In a monogynous colony, a new queen will typically leave its nest by flight to find and establish a new nest away from the old one. In a polygynous colony, the new queen will establish its nest nearby, with worker ants helping to connect and create cooperative, large colonies. Polygyny allows for higher genetic diversity within the colony, making the colony less susceptible to pathogens and infections. These polygynous colonies have a more complex social hierarchy and can be more successful in certain ecological contexts because of the combined reproductive efforts of several queens.
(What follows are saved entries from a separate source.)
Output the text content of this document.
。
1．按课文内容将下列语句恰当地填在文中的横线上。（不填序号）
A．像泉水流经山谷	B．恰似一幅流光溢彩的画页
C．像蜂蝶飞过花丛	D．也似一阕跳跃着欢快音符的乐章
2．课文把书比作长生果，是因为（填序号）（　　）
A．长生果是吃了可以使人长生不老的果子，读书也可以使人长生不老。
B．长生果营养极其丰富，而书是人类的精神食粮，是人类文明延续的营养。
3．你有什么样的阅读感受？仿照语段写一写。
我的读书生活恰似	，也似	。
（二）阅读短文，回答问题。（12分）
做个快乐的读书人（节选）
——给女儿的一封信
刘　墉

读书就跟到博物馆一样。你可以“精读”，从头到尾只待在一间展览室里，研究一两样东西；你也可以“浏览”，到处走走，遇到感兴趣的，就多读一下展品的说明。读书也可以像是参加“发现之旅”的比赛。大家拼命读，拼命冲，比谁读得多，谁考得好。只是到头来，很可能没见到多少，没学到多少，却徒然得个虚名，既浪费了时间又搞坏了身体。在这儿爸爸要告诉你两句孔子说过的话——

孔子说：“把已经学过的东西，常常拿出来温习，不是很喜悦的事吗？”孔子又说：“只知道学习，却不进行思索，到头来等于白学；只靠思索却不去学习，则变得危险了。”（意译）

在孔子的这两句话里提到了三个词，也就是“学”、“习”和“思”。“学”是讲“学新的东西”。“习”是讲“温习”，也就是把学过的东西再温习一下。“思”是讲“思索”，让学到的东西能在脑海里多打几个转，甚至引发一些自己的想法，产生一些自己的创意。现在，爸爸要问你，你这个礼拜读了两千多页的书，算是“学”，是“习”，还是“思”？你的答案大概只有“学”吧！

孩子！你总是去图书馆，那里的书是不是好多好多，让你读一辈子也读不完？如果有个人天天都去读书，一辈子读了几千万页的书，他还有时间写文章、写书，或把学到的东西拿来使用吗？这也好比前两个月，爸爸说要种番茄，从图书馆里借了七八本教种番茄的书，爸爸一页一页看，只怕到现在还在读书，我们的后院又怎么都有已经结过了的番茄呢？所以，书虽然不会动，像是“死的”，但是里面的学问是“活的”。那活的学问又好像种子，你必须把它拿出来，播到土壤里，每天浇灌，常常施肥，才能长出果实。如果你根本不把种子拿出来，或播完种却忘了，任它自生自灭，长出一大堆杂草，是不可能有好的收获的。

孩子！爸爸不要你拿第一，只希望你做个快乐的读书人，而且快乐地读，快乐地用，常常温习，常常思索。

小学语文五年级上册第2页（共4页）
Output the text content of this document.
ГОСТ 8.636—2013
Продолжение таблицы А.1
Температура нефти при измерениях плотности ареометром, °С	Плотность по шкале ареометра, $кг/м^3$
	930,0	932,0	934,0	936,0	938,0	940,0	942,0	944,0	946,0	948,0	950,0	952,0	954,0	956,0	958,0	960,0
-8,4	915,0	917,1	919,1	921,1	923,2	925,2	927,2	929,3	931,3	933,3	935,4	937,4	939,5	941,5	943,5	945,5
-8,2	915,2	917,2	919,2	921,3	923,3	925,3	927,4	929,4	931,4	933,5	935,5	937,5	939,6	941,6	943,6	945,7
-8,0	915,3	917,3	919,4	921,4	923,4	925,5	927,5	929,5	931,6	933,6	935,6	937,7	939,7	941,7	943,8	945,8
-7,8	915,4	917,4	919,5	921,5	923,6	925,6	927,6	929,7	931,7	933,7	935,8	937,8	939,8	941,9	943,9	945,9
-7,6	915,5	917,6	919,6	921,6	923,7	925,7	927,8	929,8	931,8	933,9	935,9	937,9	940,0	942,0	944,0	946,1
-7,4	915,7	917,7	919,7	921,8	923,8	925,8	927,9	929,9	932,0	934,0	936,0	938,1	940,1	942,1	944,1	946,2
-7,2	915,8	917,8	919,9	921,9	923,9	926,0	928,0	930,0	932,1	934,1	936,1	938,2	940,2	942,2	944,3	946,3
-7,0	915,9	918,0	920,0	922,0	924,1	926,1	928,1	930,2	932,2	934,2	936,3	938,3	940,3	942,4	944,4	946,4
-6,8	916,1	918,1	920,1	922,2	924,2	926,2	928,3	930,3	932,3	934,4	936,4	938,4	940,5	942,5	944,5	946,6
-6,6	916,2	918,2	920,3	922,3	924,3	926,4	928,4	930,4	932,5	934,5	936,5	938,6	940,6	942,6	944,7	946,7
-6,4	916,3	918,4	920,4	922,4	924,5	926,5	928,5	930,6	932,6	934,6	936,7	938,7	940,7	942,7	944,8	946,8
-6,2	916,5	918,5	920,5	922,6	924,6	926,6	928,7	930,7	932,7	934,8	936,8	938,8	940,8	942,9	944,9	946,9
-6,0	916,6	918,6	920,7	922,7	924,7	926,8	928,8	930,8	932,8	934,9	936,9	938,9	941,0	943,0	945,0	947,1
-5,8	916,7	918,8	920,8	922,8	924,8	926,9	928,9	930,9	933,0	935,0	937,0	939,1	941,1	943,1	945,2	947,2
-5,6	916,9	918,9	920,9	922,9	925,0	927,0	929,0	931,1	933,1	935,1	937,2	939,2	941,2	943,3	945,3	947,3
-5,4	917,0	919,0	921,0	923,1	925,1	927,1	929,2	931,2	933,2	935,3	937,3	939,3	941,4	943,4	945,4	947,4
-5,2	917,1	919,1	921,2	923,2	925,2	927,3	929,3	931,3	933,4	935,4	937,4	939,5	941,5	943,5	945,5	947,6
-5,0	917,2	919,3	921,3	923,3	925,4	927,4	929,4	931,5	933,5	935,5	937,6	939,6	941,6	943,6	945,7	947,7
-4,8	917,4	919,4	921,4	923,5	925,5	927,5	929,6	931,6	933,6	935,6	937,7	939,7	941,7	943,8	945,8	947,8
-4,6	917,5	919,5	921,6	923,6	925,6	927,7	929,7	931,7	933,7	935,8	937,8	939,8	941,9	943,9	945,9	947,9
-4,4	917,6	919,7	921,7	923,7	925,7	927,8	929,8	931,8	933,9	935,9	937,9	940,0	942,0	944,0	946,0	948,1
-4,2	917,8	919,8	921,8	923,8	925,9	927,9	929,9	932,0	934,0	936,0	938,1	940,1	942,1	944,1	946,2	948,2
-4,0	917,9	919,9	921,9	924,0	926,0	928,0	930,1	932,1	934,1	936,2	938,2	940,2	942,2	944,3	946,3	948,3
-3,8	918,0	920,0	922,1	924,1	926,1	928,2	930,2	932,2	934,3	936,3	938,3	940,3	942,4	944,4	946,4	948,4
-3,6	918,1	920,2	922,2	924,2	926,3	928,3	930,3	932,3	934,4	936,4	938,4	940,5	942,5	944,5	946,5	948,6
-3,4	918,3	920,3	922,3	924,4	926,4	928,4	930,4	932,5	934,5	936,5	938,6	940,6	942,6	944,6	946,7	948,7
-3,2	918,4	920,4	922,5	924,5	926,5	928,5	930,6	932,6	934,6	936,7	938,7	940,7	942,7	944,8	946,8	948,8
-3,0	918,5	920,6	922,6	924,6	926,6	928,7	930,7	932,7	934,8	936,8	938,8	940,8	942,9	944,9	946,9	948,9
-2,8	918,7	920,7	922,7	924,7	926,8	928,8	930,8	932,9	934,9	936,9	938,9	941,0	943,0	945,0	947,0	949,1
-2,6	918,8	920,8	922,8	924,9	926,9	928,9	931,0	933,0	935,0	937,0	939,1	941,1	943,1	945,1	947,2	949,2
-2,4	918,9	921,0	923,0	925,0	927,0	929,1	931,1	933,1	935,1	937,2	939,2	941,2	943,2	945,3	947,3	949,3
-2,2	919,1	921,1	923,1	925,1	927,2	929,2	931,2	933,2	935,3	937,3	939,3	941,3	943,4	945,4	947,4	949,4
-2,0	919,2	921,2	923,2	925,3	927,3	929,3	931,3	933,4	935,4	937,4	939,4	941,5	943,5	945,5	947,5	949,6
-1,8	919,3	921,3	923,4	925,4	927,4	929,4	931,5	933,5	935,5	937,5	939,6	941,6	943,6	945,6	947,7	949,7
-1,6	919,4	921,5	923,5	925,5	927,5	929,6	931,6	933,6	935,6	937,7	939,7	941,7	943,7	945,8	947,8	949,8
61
Wood ant colonies exhibit reduced levels of relatedness between workers through polygyny, which can have negative and positive implications. One negative implication is that cooperation between ants within a colony can be reduced. However, the sheer scale of resources available to polygynous colonies mitigates this reduced level of cooperation. Another positive implication is that colonies grow faster due to multiple queens producing broods. With higher numbers, there are more ants to collect resources and carry out raids. However, this also has drawbacks: larger colonies exert significant structural pressure on the above-ground nests of wood ants.

===Nest splitting===
Wood ants typically have multiple nests, enabling them to relocate in the event of drastic environmental changes. This splitting of nests leads to the formation of additional daughter nests. There are several reasons why wood ants move, including changes in the availability of food resources, attack by other colonies, or changes to the nest itself. During this time, workers, queens, and the brood are transferred from the original nest to the daughter nest in both directions. The goal is to reach the daughter nest, but ants carrying individuals may return to the original nest. The splitting process may last from a week to over a month.

===Population===
The turnover rate of wood ant nests is very quick. Over a three-year period, Klimetzek counted 248 nests within a 1640 ha area under study. No correlation was found between nest age and mortality, although smaller nests had a lower life expectancy than larger nests. Nest size increased with age.

==Bee paralysis virus==
In 2008, the chronic bee paralysis virus was reported for the first time in F. rufa and another species of ants, Camponotus vagus. CBPV affects bees, ants, and mites.

==Use for making yoghurt==

Red wood ants have been used in Bulgaria and Turkey to make yoghurt: a few ants are added to warm milk and left to ferment. Modern studies suggest that the ants' formic acid acidulates the milk, enabling microbes from the ants' microbes to thrive, and ant or bacterial enzymes break down milk proteins to produce a yoghurt.